Angrist and Krueger use quarter of birth as an instrumental variable to estimate the causal effect of schooling on wage. Quarter of birth is indeed related to the treatment of interest, years of schooling. But there are many unobserved factors that influence both how many years of education a person attains, and her later-life outcomes: demographics, family background etc. Is quarter of birth unrelated to these? Angrist and Krueger argue in the affirmative: “one’s birthday is unlikely to be correlated with personal attributes other than age at school entry.” If this is correct, then we can estimate the causal effect of education on wages as follows. First we calculate the difference of wages between men born in the first quarter and those born in the rest of the year. Those born in the first quarter earn less on average, so this difference is negative. Next we calculate the corresponding difference in years of education for these two groups. Those born in the first quarter have fewer years of education on average, so this difference is also negative. The ratio of the two differences tells us the fraction of the observed difference in wages that is caused by differences in education. Since both differences are negative, the ratio is positive. Angrist and Krueger find that an extra year of education causes between a 5% and 15% increase in wages.
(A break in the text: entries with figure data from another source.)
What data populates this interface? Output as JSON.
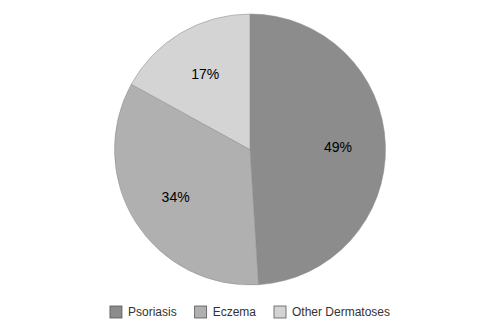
{
  "chart_data": {
    "type": "pie",
    "categories": [
      "Psoriasis",
      "Eczema",
      "Other Dermatoses"
    ],
    "values": [
      49,
      34,
      17
    ],
    "value_labels": [
      "49%",
      "34%",
      "17%"
    ],
    "colors": [
      "#8c8c8c",
      "#b0b0b0",
      "#d4d4d4"
    ],
    "data_labels": true,
    "legend": "bottom"
  }
}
But is it really true that a person’s birthday is uncorrelated with “personal attributes other than age at school entry?” About seven years ago, Buckles and Hungerman revisited this question, examining US data that includes information on both birth dates and family background4. In the years since Angrist and Krueger published their original paper, there have been more than 20 other published papers using season of birth as an instrumental variable. Across these studies, US children born in the first quarter—or more generally in the winter months—earn less, pursue less education, and have lower measured intelligence on average compared those born in other parts of the year. At the same time, researchers have found a correlation between season of birth and schizophrenia, autism, dyslexia, extreme shyness, and even suicide risk.

What’s going on here? Buckles and Hungerman propose a simple explanation: “children born in different seasons are not initially similar but rather are conceived by different groups of women.” Mothers who give birth in the winter months are disproportionately likely to be teenagers. They are also less educated, and less likely to be married. Buckles and Hungerman conclude that: “The well-known relationship between season of birth and later outcomes is largely driven by differences in fertility patterns across socioeconomic groups, and not merely natural phenomena or schooling laws that intervene after conception.” In other words, quarter of birth is indeed related to confounders that were unobserved by Angrist and Krueger in their original paper.

So where does all of this leave us? Untangling cause and effect is extremely challenging, and always relies upon assumptions. Social scientists have a powerful toolbox for studying treatment effects in settings where randomized experimentation is impossible, impractical, or unethical. But like any tools, matching, instrumental variables, and related methods depend for their success on the care with which they are used. We can indeed learn about cause-and-effect from observational data, but doing so requires knowledge of the problem we’re studying, a willingness to question our assumptions, and some good old-fashioned intellectual humility.